2025 AIChE Annual Meeting

Machine Learning Models for Catalytically Relevant Transition Metal Carbide Surfaces

Transition metal carbides (TMCs) have wide-ranging applications in electrochemical and biochemical catalysis. Of particular interest is their potential role in reducing greenhouse gas emissions by activating carbon dioxide and producing useful byproducts. Since active sites and reaction energetics are highly surface-dependent, catalytic performance is governed not only by composition but also by the specific crystal facet and termination exposed. TMCs have been extensively studied through both experiments and density functional theory (DFT), to better understand their catalytic behavior and stability. However, higher Miller-index facets are often underexplored because structure optimizations are time- and resource-intensive. Our work aims to address the under-sampling of these higher miller index surfaces by developing and training a machine learning (ML) model that predicts the energy values for these surfaces. This approach helps identify thermodynamically favorable high-index facets and can inform targeted synthesis toward desirable surfaces.

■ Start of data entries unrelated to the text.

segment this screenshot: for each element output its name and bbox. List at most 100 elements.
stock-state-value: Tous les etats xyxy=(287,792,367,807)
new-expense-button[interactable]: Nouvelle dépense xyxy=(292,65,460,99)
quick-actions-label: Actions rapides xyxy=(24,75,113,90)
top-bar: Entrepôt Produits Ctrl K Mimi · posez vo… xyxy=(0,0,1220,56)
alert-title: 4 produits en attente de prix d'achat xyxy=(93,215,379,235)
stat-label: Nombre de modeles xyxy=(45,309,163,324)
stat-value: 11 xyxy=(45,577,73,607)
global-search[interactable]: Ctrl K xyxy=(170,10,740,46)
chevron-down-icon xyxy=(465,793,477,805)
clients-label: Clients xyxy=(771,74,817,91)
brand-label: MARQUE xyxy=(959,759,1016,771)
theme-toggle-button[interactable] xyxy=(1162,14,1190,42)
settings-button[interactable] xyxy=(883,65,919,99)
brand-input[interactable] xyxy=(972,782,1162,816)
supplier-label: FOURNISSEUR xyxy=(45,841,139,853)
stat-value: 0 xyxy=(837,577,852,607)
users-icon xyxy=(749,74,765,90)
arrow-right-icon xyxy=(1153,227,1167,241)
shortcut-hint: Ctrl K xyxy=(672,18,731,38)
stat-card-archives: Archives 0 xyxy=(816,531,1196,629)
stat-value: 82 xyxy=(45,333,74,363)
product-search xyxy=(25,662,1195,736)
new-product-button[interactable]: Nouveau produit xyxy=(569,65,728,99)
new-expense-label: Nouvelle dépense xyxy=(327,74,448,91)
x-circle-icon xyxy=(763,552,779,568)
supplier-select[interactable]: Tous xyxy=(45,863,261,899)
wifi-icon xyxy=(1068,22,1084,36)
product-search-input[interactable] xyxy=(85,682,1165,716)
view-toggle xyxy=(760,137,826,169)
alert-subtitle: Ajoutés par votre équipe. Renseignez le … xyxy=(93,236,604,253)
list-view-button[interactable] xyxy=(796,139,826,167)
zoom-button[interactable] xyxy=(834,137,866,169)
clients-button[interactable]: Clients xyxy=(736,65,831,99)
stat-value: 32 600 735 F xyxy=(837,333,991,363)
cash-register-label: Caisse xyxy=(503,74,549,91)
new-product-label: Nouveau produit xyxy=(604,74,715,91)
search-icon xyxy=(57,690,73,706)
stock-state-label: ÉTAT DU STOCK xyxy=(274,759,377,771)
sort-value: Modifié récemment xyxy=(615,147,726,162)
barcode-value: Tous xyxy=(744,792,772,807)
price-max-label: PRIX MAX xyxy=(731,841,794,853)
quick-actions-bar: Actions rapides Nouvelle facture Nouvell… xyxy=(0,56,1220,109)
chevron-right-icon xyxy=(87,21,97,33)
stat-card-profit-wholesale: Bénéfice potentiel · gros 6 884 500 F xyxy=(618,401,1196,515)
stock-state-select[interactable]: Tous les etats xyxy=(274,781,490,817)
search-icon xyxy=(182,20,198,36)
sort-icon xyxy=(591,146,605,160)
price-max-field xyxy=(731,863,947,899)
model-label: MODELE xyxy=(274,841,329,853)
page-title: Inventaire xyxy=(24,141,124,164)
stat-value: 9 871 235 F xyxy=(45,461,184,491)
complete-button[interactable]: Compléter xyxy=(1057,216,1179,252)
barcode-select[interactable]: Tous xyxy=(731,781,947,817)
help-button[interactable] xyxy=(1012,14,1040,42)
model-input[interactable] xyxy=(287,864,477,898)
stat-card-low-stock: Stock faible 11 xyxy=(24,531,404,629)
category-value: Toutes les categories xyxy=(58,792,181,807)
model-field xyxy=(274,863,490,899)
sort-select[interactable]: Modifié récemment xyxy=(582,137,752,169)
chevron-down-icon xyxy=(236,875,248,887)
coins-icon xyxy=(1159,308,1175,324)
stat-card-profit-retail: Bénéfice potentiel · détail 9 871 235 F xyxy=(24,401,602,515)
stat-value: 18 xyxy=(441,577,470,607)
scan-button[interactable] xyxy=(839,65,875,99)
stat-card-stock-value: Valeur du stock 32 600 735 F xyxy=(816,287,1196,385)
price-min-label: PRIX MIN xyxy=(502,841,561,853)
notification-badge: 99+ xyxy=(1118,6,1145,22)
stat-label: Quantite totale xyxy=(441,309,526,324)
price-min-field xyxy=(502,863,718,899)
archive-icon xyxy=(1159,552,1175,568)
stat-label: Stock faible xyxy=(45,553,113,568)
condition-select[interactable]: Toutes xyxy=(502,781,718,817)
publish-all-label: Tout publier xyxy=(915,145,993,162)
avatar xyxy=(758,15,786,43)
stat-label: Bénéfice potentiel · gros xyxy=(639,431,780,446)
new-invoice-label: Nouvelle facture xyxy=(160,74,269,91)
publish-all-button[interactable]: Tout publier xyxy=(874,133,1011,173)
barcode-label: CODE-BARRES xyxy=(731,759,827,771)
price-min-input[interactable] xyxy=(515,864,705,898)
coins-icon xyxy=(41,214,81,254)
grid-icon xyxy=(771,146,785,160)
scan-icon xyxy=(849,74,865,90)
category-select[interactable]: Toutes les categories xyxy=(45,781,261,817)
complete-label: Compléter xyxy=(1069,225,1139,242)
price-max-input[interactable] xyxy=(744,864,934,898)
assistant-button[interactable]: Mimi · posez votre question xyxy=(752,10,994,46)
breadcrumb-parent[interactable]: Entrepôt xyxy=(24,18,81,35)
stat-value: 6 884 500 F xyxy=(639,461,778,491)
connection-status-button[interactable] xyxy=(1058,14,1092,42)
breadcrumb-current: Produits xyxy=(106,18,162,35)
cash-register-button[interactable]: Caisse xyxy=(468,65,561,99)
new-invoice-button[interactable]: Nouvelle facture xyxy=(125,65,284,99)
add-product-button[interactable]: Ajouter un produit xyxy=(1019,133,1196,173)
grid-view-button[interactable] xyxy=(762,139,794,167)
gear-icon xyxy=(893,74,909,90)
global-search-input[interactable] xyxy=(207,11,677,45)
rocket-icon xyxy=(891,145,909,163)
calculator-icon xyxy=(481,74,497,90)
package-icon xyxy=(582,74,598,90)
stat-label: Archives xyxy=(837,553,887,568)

Low-index (1–2) surfaces are used as training data for machine-learning (ML) models that predict the energies of higher-index (≥3) facets. Initially we generated a DFT dataset of MoC, WC, VC, and NbC slabs spanning multiple terminations. Structural and elemental descriptors such as the total number of atoms in the surface, cell area, and Bader charge are used as features for the model. Model parameters are extensively optimized, as they heavily influence the model’s prediction performance. Several models were studied, including Support Vector Regression (SVR), Kernel Ridge Regression (KRR), and Random Forest Regression (RFR). From initial tests, the SVR model currently yields an RMSE value of 0.088 eV/atom but still has visible discrepancies. To address this, additional structural and electronic features will be generated in order to better distinguish data points. Model performance will then be systematically assessed using multiple evaluation tools, including parity plots, energy distribution comparisons, and error metrics. Altogether, our initial results indicate that data-efficient ML models trained on low-index surfaces can extend to complex, higher-index TMC facets with reliable accuracy and provide a predictive framework to accelerate the discovery of target surfaces for sustainable catalysis.